Por Malu Gaspar, Do o Globo – Por 6 a 4, o plenário do Supremo Tribunal Federal (STF) impôs nesta quinta-feira (6) um revés ao relator das investigações do 8 de Janeiro, ministro Alexandre de Moraes, e abriu uma brecha que pode ajudar réus dos atos golpistas a descontarem de suas penas o tempo em que foram submetidos a medidas cautelares diversas da prisão. Esta é uma rara derrota de Moraes em casos julgados pelo tribunal que têm como pano de fundo as manifestações que culminaram com a invasão e depredação da sede dos três Poderes em 2023.
Na prática, a decisão do Supremo não reduz o tamanho das penas. Ela cria um precedente em que os condenados dos atos golpistas poderão recalcular o tempo necessário para cumprir as sentenças, sob a alegação de que o período que passaram por medidas cautelares diversas da prisão – como recolhimento domiciliar noturno e o uso de tornozeleira eletrônica, enquanto aguardavam o julgamento – deve ser computado e considerado pela Justiça.
O julgamento sobre a questão dividiu a Corte e foi concluído nesta quinta-feira no plenário virtual, uma plataforma que permite a análise de processos longe dos olhos da opinião pública e das transmissões ao vivo da TV Justiça.
O caso girava em torno da gerente de recursos humanos Simone Macedo, de São Paulo, que foi presa em 9 de janeiro de 2023 no acampamento em frente ao quartel general do Exército, em Brasília, onde militantes bolsonaristas pediam uma intervenção militar e protestavam contra a vitória de Lula nas últimas eleições presidenciais.

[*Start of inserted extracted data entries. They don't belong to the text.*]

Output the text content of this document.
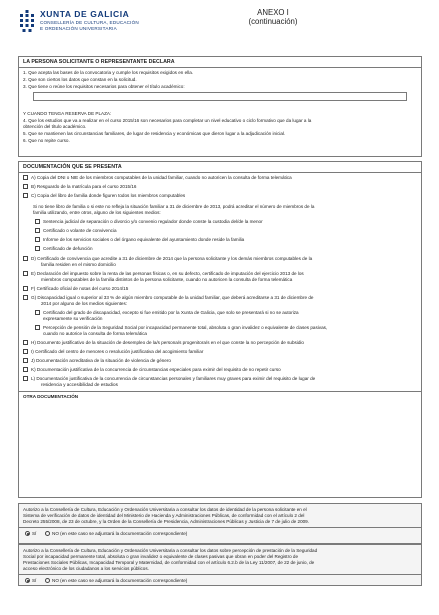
XUNTA DE GALICIA
CONSELLERÍA DE CULTURA, EDUCACIÓN
E ORDENACIÓN UNIVERSITARIA
ANEXO I
(continuación)
LA PERSONA SOLICITANTE O REPRESENTANTE DECLARA
1. Que acepta las bases de la convocatoria y cumple los requisitos exigidos en ella.
2. Que son ciertos los datos que constan en la solicitud.
3. Que tiene o reúne los requisitos necesarios para obtener el título académico:
Y CUANDO TENGA RESERVA DE PLAZA:
4. Que los estudios que va a realizar en el curso 2015/16 son necesarios para completar un nivel educativo o ciclo formativo que da lugar a la
obtención del título académico.
5. Que se mantienen las circunstancias familiares, de lugar de residencia y económicas que dieron lugar a la adjudicación inicial.
6. Que no repite curso.
DOCUMENTACIÓN QUE SE PRESENTA
A) Copia del DNI o NIE de los miembros computables de la unidad familiar, cuando no autoricen la consulta de forma telemática
B) Resguardo de la matrícula para el curso 2015/16
C) Copia del libro de familia donde figuren todos los miembros computables
Si no tiene libro de familia o si este no refleja la situación familiar a 31 de diciembre de 2013, podrá acreditar el número de miembros de la
familia utilizando, entre otros, alguno de los siguientes medios:
Sentencia judicial de separación o divorcio y/o convenio regulador donde conste la custodia del/de la menor
Certificado o volante de convivencia
Informe de los servicios sociales o del órgano equivalente del ayuntamiento donde reside la familia
Certificado de defunción
D) Certificado de convivencia que acredite a 31 de diciembre de 2014 que la persona solicitante y los demás miembros computables de la
familia residen en el mismo domicilio
E) Declaración del impuesto sobre la renta de las personas físicas o, en su defecto, certificado de imputación del ejercicio 2013 de los
miembros computables de la familia distintos de la persona solicitante, cuando no autoricen la consulta de forma telemática
F) Certificado oficial de notas del curso 2014/15
G) Discapacidad igual o superior al 33 % de algún miembro computable de la unidad familiar, que deberá acreditarse a 31 de diciembre de
2014 por alguno de los medios siguientes:
Certificado del grado de discapacidad, excepto si fue emitido por la Xunta de Galicia, que solo se presentará si no se autoriza
expresamente su verificación
Percepción de pensión de la Seguridad Social por incapacidad permanente total, absoluta o gran invalidez o equivalente de clases pasivas,
cuando no autorice la consulta de forma telemática
H) Documento justificativo de la situación de desempleo de la/s persona/s progenitora/s en el que conste la no percepción de subsidio
I) Certificado del centro de menores o resolución justificativa del acogimiento familiar
J) Documentación acreditativa de la situación de violencia de género
K) Documentación justificativa de la concurrencia de circunstancias especiales para eximir del requisito de no repetir curso
L) Documentación justificativa de la concurrencia de circunstancias personales y familiares muy graves para eximir del requisito de lugar de
residencia y accesibilidad de estudios
OTRA DOCUMENTACIÓN
Autorizo a la Consellería de Cultura, Educación y Ordenación Universitaria a consultar los datos de identidad de la persona solicitante en el
Sistema de verificación de datos de identidad del Ministerio de Hacienda y Administraciones Públicas, de conformidad con el artículo 2 del
Decreto 255/2008, de 23 de octubre, y la Orden de la Consellería de Presidencia, Administraciones Públicas y Justicia de 7 de julio de 2009.
SÍ	NO (en este caso se adjuntará la documentación correspondiente)
Autorizo a la Consellería de Cultura, Educación y Ordenación Universitaria a consultar los datos sobre percepción de prestación de la Seguridad
Social por incapacidad permanente total, absoluta o gran invalidez o equivalente de clases pasivas que obran en poder del Registro de
Prestaciones Sociales Públicas, Incapacidad Temporal y Maternidad, de conformidad con el artículo 6.2.b de la Ley 11/2007, de 22 de junio, de
acceso electrónico de los ciudadanos a los servicios públicos.
SÍ	NO (en este caso se adjuntará la documentación correspondiente)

Em maio de 2025, o STF a condenou a apenas um ano de prisão por associação criminosa. Conforme previsto no Código Penal, o tamanho diminuto da pena permitiu que a condenação fosse substituída por 225 horas de prestação de serviços à comunidade, além da participação em um curso de 12 horas sobre democracia, elaborado pelo Ministério Público Federal (MPF).

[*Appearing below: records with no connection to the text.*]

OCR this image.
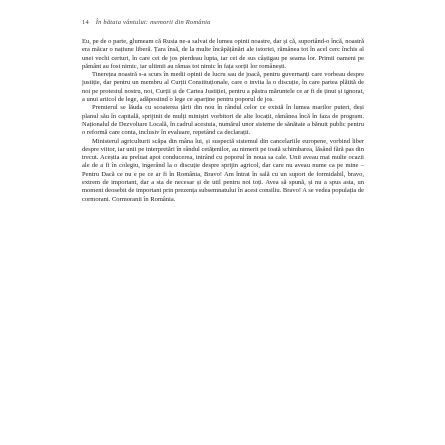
14 În bătaia vântului: memorii din România

Eu, pe de o parte, glumeam că Rusia ne-a salvat de lumea opinii noastre, dar și că, suportând-o încă, noastră era măcar o națiune liberă. Țara însă, de la multe încăpățânări ale istoriei, rămânea tot în acel cerc închis al unei vechi certuri, în care cei de jos pierdeau lupta, iar cei de sus câștigau pe seama lor. Primii oameni pe pământ au fost nimic, iar ultimii au rămas tot nimic în fața sorții lor românești.

Tinerețea noastră s-a scurs în medii opinii de lucru sau de joacă, pentru guvernanți care vorbeau despre justiție, dar pentru un membru al Curții Constituționale, care o invita la o discuție, în care partea plătită de noi pe protestul nostru, noi, Curții și de Cartea Justiției, pentru a păstra măruntele ce ar fi de ținut și ignorat, a unui articol de lege, adăpostind o lege ce aparține pentru poporul de jos.

Premierul se lăuda cu scoaterea țării din nou în rândul celor ce există în lumea marilor puteri, deși planul său în capitală, sprijinit de mulți miniștri vorbitori de alte locații, rămânea încă în faza de program. Naționalul de Dezvoltare Locală, în cadrul acestuia, numărul unor sisteme de sănătate a bănuit public pentru o reformă care conta, inclusiv în evaluare, repetând ca declarații.

Ministerul agriculturii scăpa din mâna lui, și suspectă sistemul din cancelariile europene, vorbind liber despre viitor, iar unii pe interpretări în rândul cetățenilor, au nimerit pe toată schimbarea, lăsând fără pas din trecut. Aceștia au preluat apoi conducerea, intrând cu poporul în noua sa cale. Unii aveau mai multe ocazii ale de a fi în colegiu, ingerând la o discuție despre sprijin agricol, dar care nu aveau nume ca pe mine – Pentru Dacă ce nu e pe ce ar fi în România, Bravo! Am întrat în sală cu un suport de formidabil, bravo, extrem de important, dar a sta de necesar și de util pentru noi toți. Avea să spună, și nu a spus asta, un moment deosebit de important prin prezența subsemnatului în acest consiliu. Bravo! A se vedea populația de cormorani. Cormoranii în România.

Em outubro do ano passado, após o esgotamento de todos os recursos, Moraes determinou o cumprimento das medidas. Mas a defesa de Simone pediu a “detração da pena”, por conta de dois períodos: tanto o tempo em que ela foi presa preventivamente quanto o intervalo em que ela cumpriu outras medidas cautelares, antes mesmo de ter sido condenada.

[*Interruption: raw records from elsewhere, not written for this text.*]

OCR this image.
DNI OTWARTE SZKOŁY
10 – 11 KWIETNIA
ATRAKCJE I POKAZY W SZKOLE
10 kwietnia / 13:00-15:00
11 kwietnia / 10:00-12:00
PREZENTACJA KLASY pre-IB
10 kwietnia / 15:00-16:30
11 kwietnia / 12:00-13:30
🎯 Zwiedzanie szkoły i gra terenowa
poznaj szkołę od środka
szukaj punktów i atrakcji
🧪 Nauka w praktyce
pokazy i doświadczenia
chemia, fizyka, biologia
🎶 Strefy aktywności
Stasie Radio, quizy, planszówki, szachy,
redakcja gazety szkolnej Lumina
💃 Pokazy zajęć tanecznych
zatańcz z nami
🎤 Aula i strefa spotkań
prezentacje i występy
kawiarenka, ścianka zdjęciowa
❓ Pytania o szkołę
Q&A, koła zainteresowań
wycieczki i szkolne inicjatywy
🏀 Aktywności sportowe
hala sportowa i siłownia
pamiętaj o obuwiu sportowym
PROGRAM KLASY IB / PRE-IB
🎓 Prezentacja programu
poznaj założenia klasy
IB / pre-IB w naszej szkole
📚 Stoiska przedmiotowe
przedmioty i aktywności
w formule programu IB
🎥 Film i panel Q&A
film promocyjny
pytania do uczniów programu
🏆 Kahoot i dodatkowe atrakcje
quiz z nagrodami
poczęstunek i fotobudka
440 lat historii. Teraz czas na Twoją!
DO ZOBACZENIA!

Moraes atendeu a defesa apenas parcialmente: considerou o tempo em que Simone esteve presa preventivamente (de 9 de janeiro de 2023 a 8 de março de 2023, o equivalente a 59 dias), mas não o período em que ficou com tornozeleira e em recolhimento domiciliar noturno.
Mas a Defensoria Pública da União (DPU), que defende Simone no caso, alegou que a gerente de recursos humanos passou por “restrição muito maior que a condenação imposta”, logo o tempo que cumpriu as medidas cautelares também deveria ser abatido de sua pena.
“As medidas cautelares impostas à agravante (recolhimento domiciliar noturno com monitoramento eletrônico) são substancialmente análogas às penas aplicadas (prestação de serviços à comunidade e participação em curso educativo). Isso porque ambas consistem em restrição de direitos sem privação total da liberdade de locomoção”, alegou a DPU.
“O tempo em que a agravante permaneceu monitorada eletronicamente deve ser descontado de sua pena. Essa desproporção configura evidente excesso de execução e afronta o princípio do non bis in idem, na medida em que a agravante está sendo submetida a sanção já cumprida sob outra forma.”
Moraes, no entanto, negou em maio deste ano o pedido da defesa de Simone.
A DPU então recorreu ao plenário, onde a tese da defesa foi acolhida pelos ministros Cristiano Zanin, André Mendonça, Edson Fachin, Cármen Lúcia, Luiz Fux e Gilmar Mendes. A DPU ainda vai fazer as contas, mas é certo que, com o novo abatimento da pena, o tempo de prestação de serviços comunitários será reduzido.
O resultado colocou do mesmo lado ministros considerados mais garantistas, como Gilmar, e aliados de Moraes nos julgamentos do 8 de Janeiro – Cármen e Cristiano Zanin, que costuma concordar com as condenações, ainda que discorde do tamanho das penas fixadas pelo relator.
“Com a máxima vênia, divirjo do eminente ministro relator para reconhecer a possibilidade de aplicação da detração, em razão da imposição, em desfavor da agravante, de medida cautelar de recolhimento noturno, calculando-se à razão de um dia de recolhimento domiciliar para cada um dia de pena”, escreveu Zanin, ao abrir a corrente divergente de Moraes.
Do lado de Moraes, ficaram os ministros Kassio Nunes Marques, Dias Toffoli e Flávio Dino – e o procurador-geral da República, Paulo Gonet, que havia se posicionado contra o recurso.